I drove home in my Civic that smelled like chlorine and had a towel in the backseat that had been there since October. Ate dinner. My parents had given up yelling at me about keeping the car clean, but they'd given up. Looking back, it's one of those things, you know? Like, they were maybe (probably) right. But what kid listens to their parents about shit like that?

I Did homework. Normal stuff. Checked my phone maybe more than usual but not in a weird way.

At 9:47 PM, a text from Liam.

"thursday after practice"
"bring yr suit"

I stared at it. I had my suit. I always had my suit. It was in my bag, which was in my car, which was in the driveway. Liam knew this. Every swimmer's suit is always in their bag. That's how it works. You don't need to be told to bring your suit to a swim practice. Because I'd already have it from the practice that we'd be doing just before this.
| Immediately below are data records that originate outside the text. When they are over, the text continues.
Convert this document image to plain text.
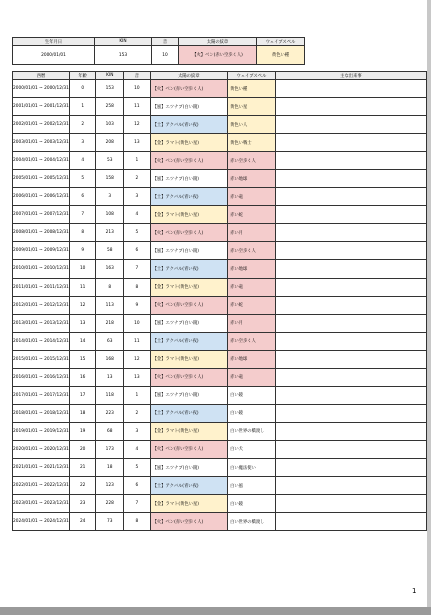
生年月日	KIN	音	太陽の紋章	ウェイブスペル
2000/01/01	153	10	【火】ベン(赤い空歩く人)	黄色い種
西暦	年齢	KIN	音	太陽の紋章	ウェイブスペル	主な出来事
2000/01/01 ~ 2000/12/31	0	153	10	【火】ベン(赤い空歩く人)	黄色い種	
2001/01/01 ~ 2001/12/31	1	258	11	【風】エツナブ(白い鏡)	黄色い星	
2002/01/01 ~ 2002/12/31	2	103	12	【土】アクバル(青い夜)	黄色い人	
2003/01/01 ~ 2003/12/31	3	208	13	【金】ラマト(黄色い星)	黄色い戦士	
2004/01/01 ~ 2004/12/31	4	53	1	【火】ベン(赤い空歩く人)	赤い空歩く人	
2005/01/01 ~ 2005/12/31	5	158	2	【風】エツナブ(白い鏡)	赤い地球	
2006/01/01 ~ 2006/12/31	6	3	3	【土】アクバル(青い夜)	赤い竜	
2007/01/01 ~ 2007/12/31	7	108	4	【金】ラマト(黄色い星)	赤い蛇	
2008/01/01 ~ 2008/12/31	8	213	5	【火】ベン(赤い空歩く人)	赤い月	
2009/01/01 ~ 2009/12/31	9	58	6	【風】エツナブ(白い鏡)	赤い空歩く人	
2010/01/01 ~ 2010/12/31	10	163	7	【土】アクバル(青い夜)	赤い地球	
2011/01/01 ~ 2011/12/31	11	8	8	【金】ラマト(黄色い星)	赤い竜	
2012/01/01 ~ 2012/12/31	12	113	9	【火】ベン(赤い空歩く人)	赤い蛇	
2013/01/01 ~ 2013/12/31	13	218	10	【風】エツナブ(白い鏡)	赤い月	
2014/01/01 ~ 2014/12/31	14	63	11	【土】アクバル(青い夜)	赤い空歩く人	
2015/01/01 ~ 2015/12/31	15	168	12	【金】ラマト(黄色い星)	赤い地球	
2016/01/01 ~ 2016/12/31	16	13	13	【火】ベン(赤い空歩く人)	赤い竜	
2017/01/01 ~ 2017/12/31	17	118	1	【風】エツナブ(白い鏡)	白い鏡	
2018/01/01 ~ 2018/12/31	18	223	2	【土】アクバル(青い夜)	白い鏡	
2019/01/01 ~ 2019/12/31	19	68	3	【金】ラマト(黄色い星)	白い世界の橋渡し	
2020/01/01 ~ 2020/12/31	20	173	4	【火】ベン(赤い空歩く人)	白い犬	
2021/01/01 ~ 2021/12/31	21	18	5	【風】エツナブ(白い鏡)	白い魔法使い	
2022/01/01 ~ 2022/12/31	22	123	6	【土】アクバル(青い夜)	白い風	
2023/01/01 ~ 2023/12/31	23	228	7	【金】ラマト(黄色い星)	白い鏡	
2024/01/01 ~ 2024/12/31	24	73	8	【火】ベン(赤い空歩く人)	白い世界の橋渡し	
1
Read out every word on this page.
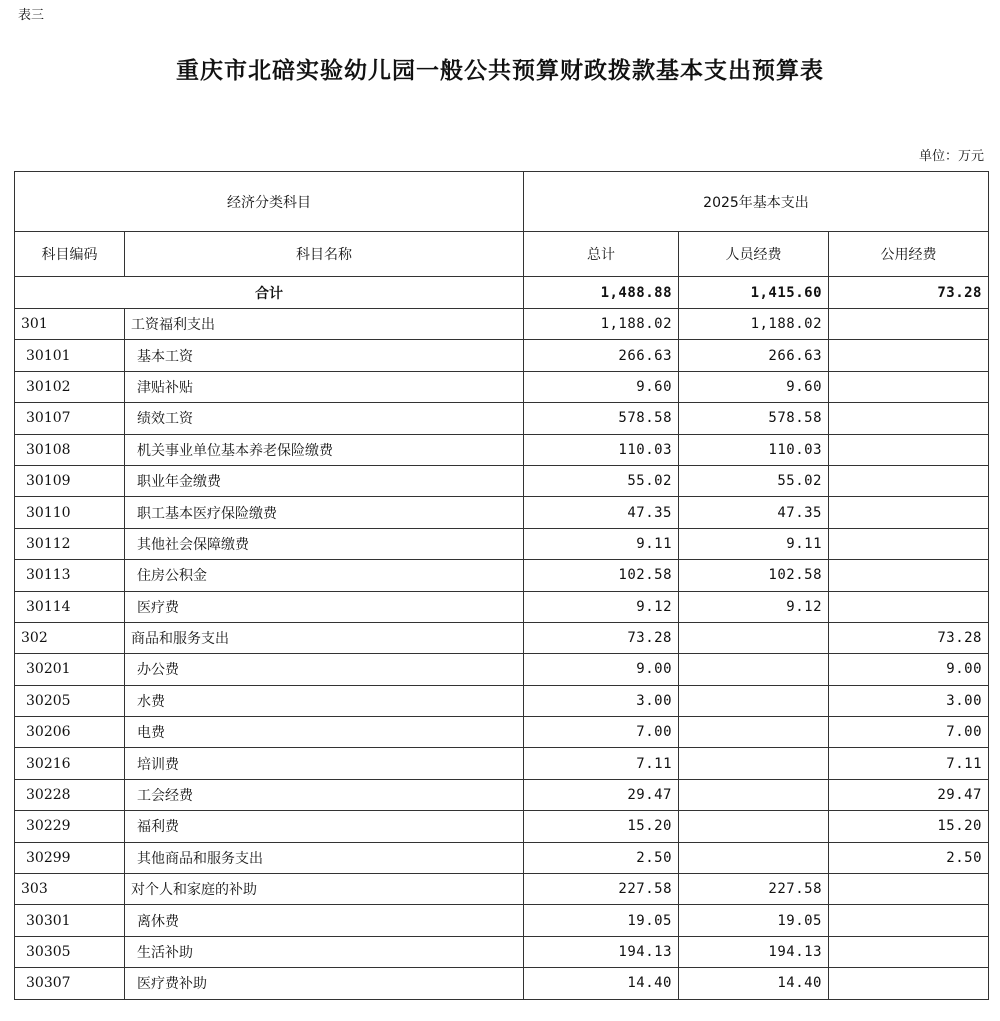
表三
重庆市北碚实验幼儿园一般公共预算财政拨款基本支出预算表
单位：万元
经济分类科目		2025年基本支出		
科目编码	科目名称	总计	人员经费	公用经费
合计		1,488.88	1,415.60	73.28
301	工资福利支出	1,188.02	1,188.02	
30101	基本工资	266.63	266.63	
30102	津贴补贴	9.60	9.60	
30107	绩效工资	578.58	578.58	
30108	机关事业单位基本养老保险缴费	110.03	110.03	
30109	职业年金缴费	55.02	55.02	
30110	职工基本医疗保险缴费	47.35	47.35	
30112	其他社会保障缴费	9.11	9.11	
30113	住房公积金	102.58	102.58	
30114	医疗费	9.12	9.12	
302	商品和服务支出	73.28		73.28
30201	办公费	9.00		9.00
30205	水费	3.00		3.00
30206	电费	7.00		7.00
30216	培训费	7.11		7.11
30228	工会经费	29.47		29.47
30229	福利费	15.20		15.20
30299	其他商品和服务支出	2.50		2.50
303	对个人和家庭的补助	227.58	227.58	
30301	离休费	19.05	19.05	
30305	生活补助	194.13	194.13	
30307	医疗费补助	14.40	14.40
But he sent the text anyway.

I read it four times. Then I put my phone on the nightstand, turned off the light, lied there in the dark, and I thought about his hand on my shoulder and the weight of it and how my brain went quiet.

I told myself it was just the adrenaline from the time trial. Your body does weird things after a race. Everyone knows that.

I told myself that for a while. And then I read the text one more time. I really wanted it to mean something ... extra. But at the same time, I really was afraid it did.